Passage in 2003 of the Medicare Modernization Act granted Medicare beneficiaries coverage, for the first time, to outpatient prescription drugs. The industry lobbied hard for the part D benefit, and it was a major boon for manufacturers, blasting open the gates for millions of seniors to receiving all sorts of outpatient drugs. This added hundreds of billions of dollars in revenues for the industry overall. It was paid for by the federal government, consumers (mostly through the deductible and coverage gap or donut hole), and insurers (i.e., consumers again, through premiums).bundled payments

In 2022, passage of the Inflation Reduction Act (IRA) formally allowed the Centers for Medicare and Medicaid Services (CMS) to negotiate prices on specific medications that it deemed high expense. That meant not simply expensive drugs but lower-cost agents that are taken by many people, resulting in high cost to Medicare. With the announcement of the first drugs subject to the act in 2026, the pharmaceutical industry (including PhRMA and individual companies like Merck, Johnson & Johnson, and Novartis) filed lawsuits  to prevent CMS from implementing the program. Their only true motivation is to forestall loss of revenue on lucrative products, such as Eliquis® (apixaban), Jardiance® (empagliflozin), and Xarelto® (rivaroxaban).

Applies Only to Drugs Approaching or Beyond Market Exclusivity Limits

All of the drugs targeted by the IRA’s price negotiation provisions will have been on the market beyond their intended market exclusivity: All have earned back their research and development (R&D) costs and all have been yielding consistently high profits for their respective manufacturers. For example, Xarelto was first approved in 2011, and by the time price negotiation produces benefits for Medicare, the drug will have been sold in the US for 15 years. According to Drug Patent Watch, the earliest date for generic entry will be December 2024 (I assume [but did not research] whether generics are actually being developed for this product). That would mean that competition should lower the price of the product in any case by 2026.

Another of these products, Enbrel®, should have been subject to biosimilar competition and lower prices by 2016. However, because of patent litigation Amgen may now extend its exclusivity to 2029, resulting in 30 years of marketing exclusivity and limited competition.

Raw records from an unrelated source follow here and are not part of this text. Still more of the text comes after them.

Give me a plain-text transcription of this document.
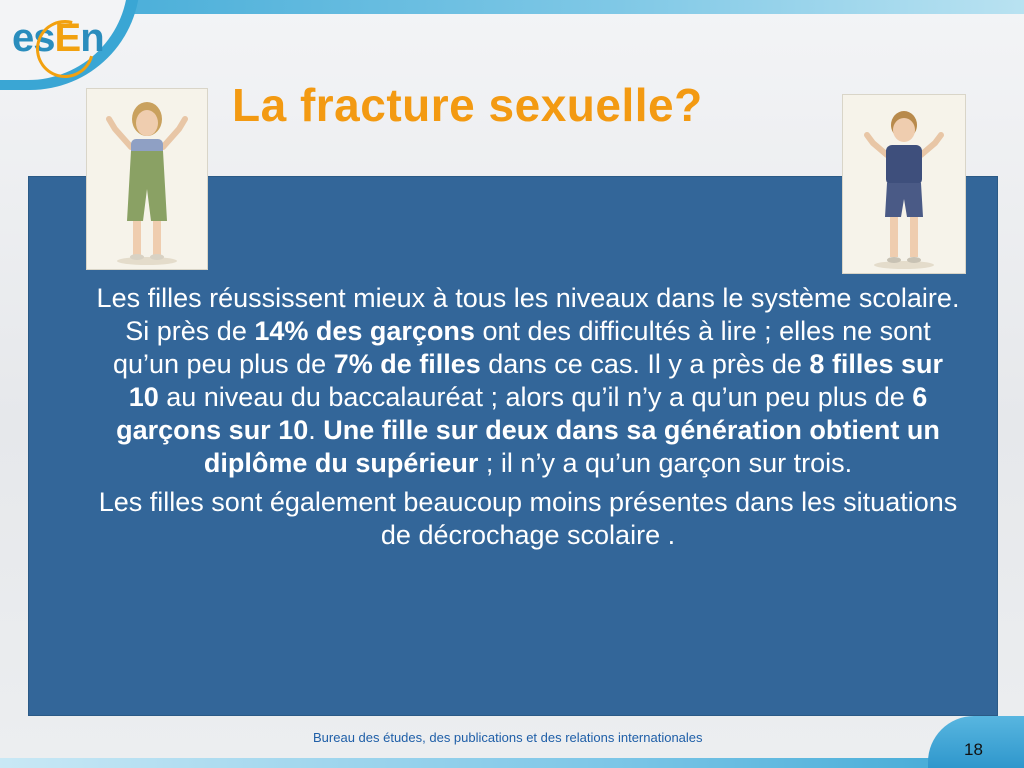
esEn
La fracture sexuelle?

Les filles réussissent mieux à tous les niveaux dans le système scolaire. Si près de 14% des garçons ont des difficultés à lire ; elles ne sont qu’un peu plus de 7% de filles dans ce cas. Il y a près de 8 filles sur 10 au niveau du baccalauréat ; alors qu’il n’y a qu’un peu plus de 6 garçons sur 10. Une fille sur deux dans sa génération obtient un diplôme du supérieur ; il n’y a qu’un garçon sur trois.

Les filles sont également beaucoup moins présentes dans les situations de décrochage scolaire .

Bureau des études, des publications et des relations internationales
18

The limited competition is the result of many other products in its anti-inflammatory class being introduced both as more effective and with additional indications. This has reduced the annual sales of Enbrel, and at the same time limited biosimilar development of other biosimilars for etanercept.

In subsequent years, CMS will announce additional products that will be subject to Medicare price negotiation, including those currently covered under Medicare Part B. Hopefully, the courts, and even the Supreme Court, will dismiss these suits outright, as Medicare’s ability to negotiate prices is neither unconstitutional or unreasonable.

Is Drug Innovation Truly Threatened?

The pharmaceutical industry is raising the usual objections or warnings, claiming that such negotiations will stifle innovation and have negative consequences for the industry. These claims are hollow. I say this from the developmental and economic perspectives.

Major pharmaceutical companies for many years have used a combination of R&D approaches to new drug innovation. The first is to innovate these products from scratch, creating the molecule in-house, and conduct all testing under their R&D departments. I’ve not seen an analysis of how much R&D is conducted in-house, but perhaps the majority of innovation has taken place through a second avenue. Start-up biotech companies develop the initial molecules, conduct the first phases of research, and are acquired by the major players for commercialization end marketing. This pathway for innovation will not be affected by Medicare price negotiation. To say that it might ignores the recent history of pharmaceutical innovation. The financial incentive for these new biotechs is too great to ignore: Acquisition by big pharma could be a multibillion-dollar carrot. That is how much pharma values start-up biotechs in bolstering their own R&D efforts.

Major pharmaceutical companies have threatened the loss-of-innovation argument in the past, and it hasn’t panned out. The amount of total revenues being reinvested into R&D by these major players is about 20%, but this may include acquisition of these start-up biotechs.

Stop Crying Foul and Pocket Your Profits

To forbid Medicare from obtaining price concessions and discounts (and God forbid even rebates) on behalf of its 66 million beneficiaries is inconsistent and anticompetitive. Another government entity, Veterans Affairs, has negotiated low pricing on its medications for decades. State Medicaid programs have done the same throughout the country. There’s no logical reason to exclude Medicare from achieving these aims, considering the size of the program and the limited scope of the IRA’s drug targets.

There’s little doubt that pharmaceutical companies will continue to receive a warm reception from investors, based on their historical returns. The threat to extended profits posed by the IRA is more than offset by the substantially higher price for pharmaceuticals paid in the US compared with elsewhere in the world. It could have been worse if the US decided to switch to a national tendering system, which is used in Europe.

In truth, the IRA poses a greater threat to the biosimilar industry and biosimilar development than it does to other innovative biopharmaceutical companies.